Lo que llama la atención de este prodigio de la naturaleza es que no era un ratón de biblioteca o un empollón aburrido. Muy al contrario, era un juerguista, un bon vivant. Le encantaba el buen comer y el buen beber y era asiduo de los cabarets de Berlín cuando éstos estaban en pleno apogeo.  Las fiestas en casa de los von Neumann en Estados Unidos eran sonadas. Al poco de nacer Marina, se separó de su mujer y se volvió a casar enseguida con Klara Dan, una científica también húngara. Eso no cambió en absoluto las tradicionales veladas en casa de Johnny. Le preocupaba mucho su aspecto y lucía siempre impecable. Si acaso su talón de Aquiles era su horrible manera de conducir. El decano de su facultad siempre pagaba las multas y las facturas por los daños a los automóviles. Era un verdadero peligro.

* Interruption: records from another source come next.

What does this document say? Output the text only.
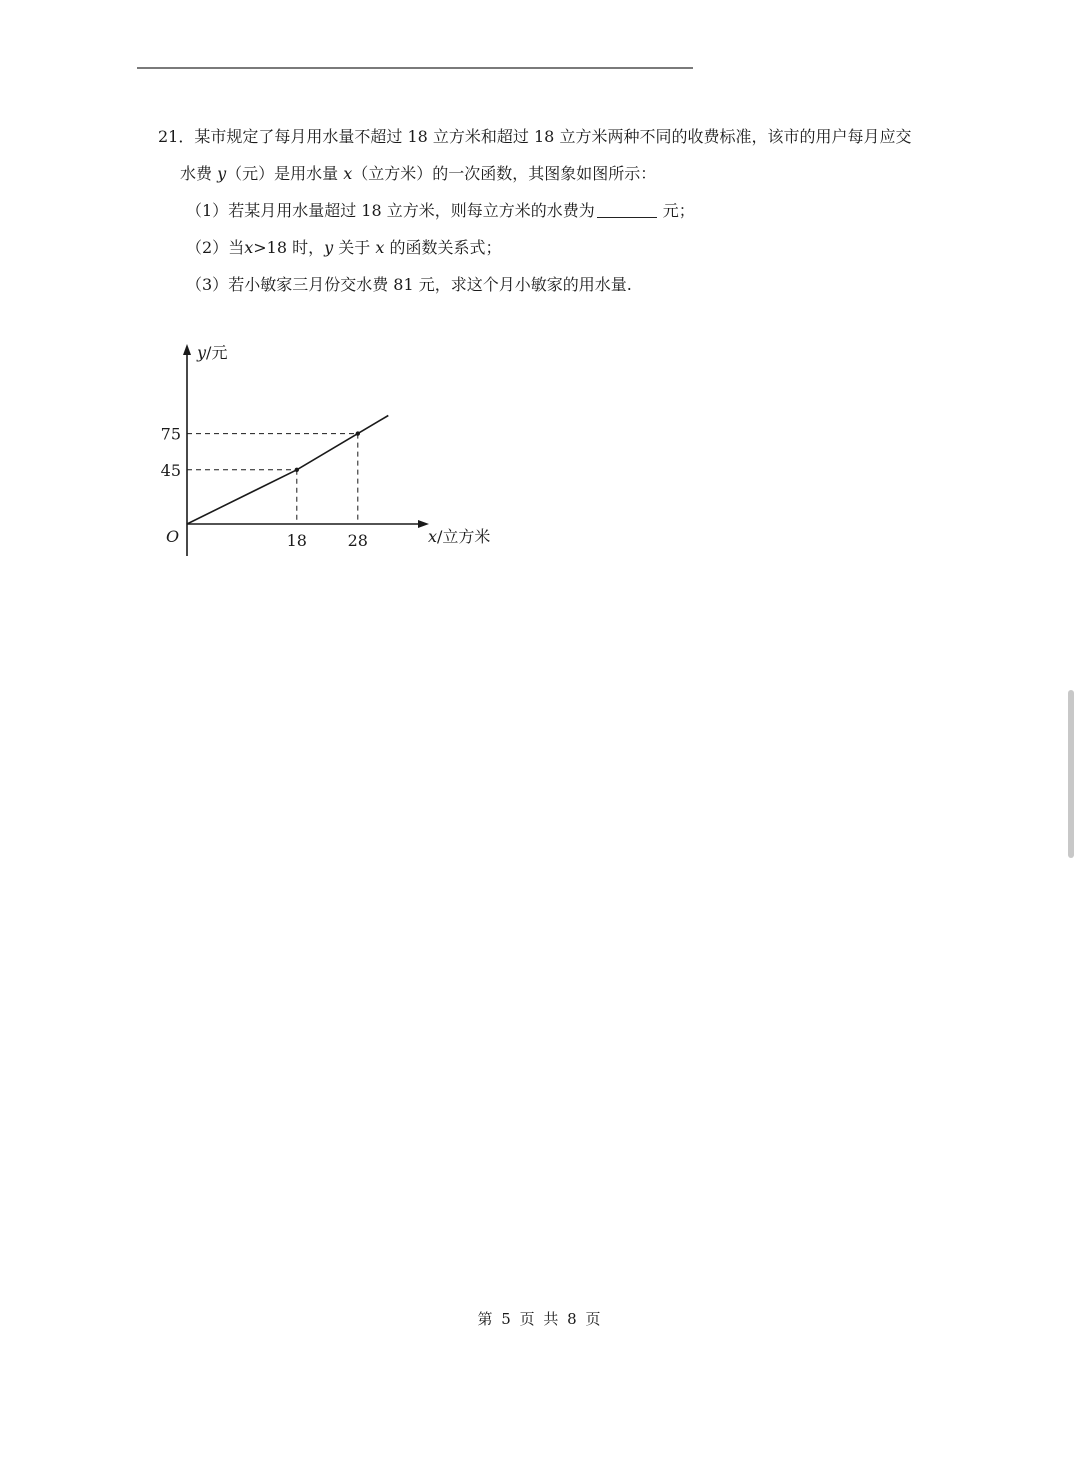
21．某市规定了每月用水量不超过 18 立方米和超过 18 立方米两种不同的收费标准，该市的用户每月应交
水费 y（元）是用水量 x（立方米）的一次函数，其图象如图所示：
（1）若某月用水量超过 18 立方米，则每立方米的水费为	元；
（2）当x>18 时，y 关于 x 的函数关系式；
（3）若小敏家三月份交水费 81 元，求这个月小敏家的用水量.
18	28
45
75
O	x/立方米
y/元
第 5 页 共 8 页
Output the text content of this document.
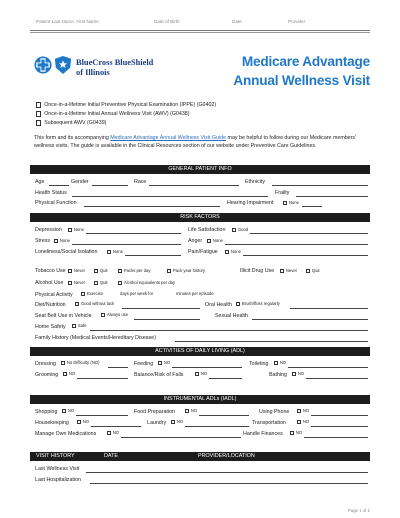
Patient Last Name, First Name	Date of Birth	Date	Provider
BlueCross BlueShield
of Illinois
Medicare Advantage
Annual Wellness Visit
Once-in-a-lifetime Initial Preventive Physical Examination (IPPE) (G0402)
Once-in-a-lifetime Initial Annual Wellness Visit (AWV) (G0438)
Subsequent AWV (G0439)
This form and its accompanying Medicare Advantage Annual Wellness Visit Guide may be helpful to follow during our Medicare members' wellness visits. The guide is available in the Clinical Resources section of our website under Preventive Care Guidelines.
GENERAL PATIENT INFO
Age	Gender	Race	Ethnicity
Health Status	Frailty
Physical Function	Hearing Impairment	None
RISK FACTORS
Depression	None	Life Satisfaction	Good
Stress None	Anger	None
Loneliness/Social Isolation	None	Pain/Fatigue	None
Tobacco Use Never	Quit	Packs per day	Pack year history	Illicit Drug Use	Never	Quit
Alcohol Use	Never	Quit	Alcohol equivalents per day
Physical Activity	Exercise	days per week for	minutes per episode
Diet/Nutrition	Good without lack	Oral Health Brush/floss regularly
Seat Belt Use in Vehicle	Always use	Sexual Health
Home Safety	Safe
Family History (Medical Events/Hereditary Disease)
ACTIVITIES OF DAILY LIVING (ADL)
Dressing	No Difficulty (NO)	Feeding	NO	Toileting	NO
Grooming	NO	Balance/Risk of Falls	NO	Bathing	NO
INSTRUMENTAL ADLs (IADL)
Shopping	NO	Food Preparation	NO	Using Phone	NO
Housekeeping	NO	Laundry	NO	Transportation	NO
Manage Own Medications	NO	Handle Finances	NO
VISIT HISTORY	DATE	PROVIDER/LOCATION
Last Wellness Visit
Last Hospitalization
Page 1 of 1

Pero lo que me llega al alma es lo que von Neumann y yo tenemos en común, salvando las enormes distancias: Johnny necesitaba ruido para concentrarse. El silencio mientras trabajaba le descomponía. De manera que, o bien trabajaba en el cuarto de estar de su casa con la radio bien alta o se iba a algún local bien ruidoso.

Cuando enfermó de cáncer y fue consciente de que se moría, de que nunca más iba a pensar, a ser un hervidero de ideas y soluciones matemáticas porque le llegaba su hora, cuentan quienes le querían y estuvieron a su lado, que se leía la frustración en sus ojos. Su miedo a la muerte le impedía dormir y le provocaban episodios de pánico durante los que sufría y gritaba.  Mientras tanto, los guardaespaldas del FBI vigilaban por si en su delirio decía algún secreto de Estado.

Entre los honores, medallas y premios que recibió y que son innumerables no está el Nobel. Probablemente de los pocos que le falten.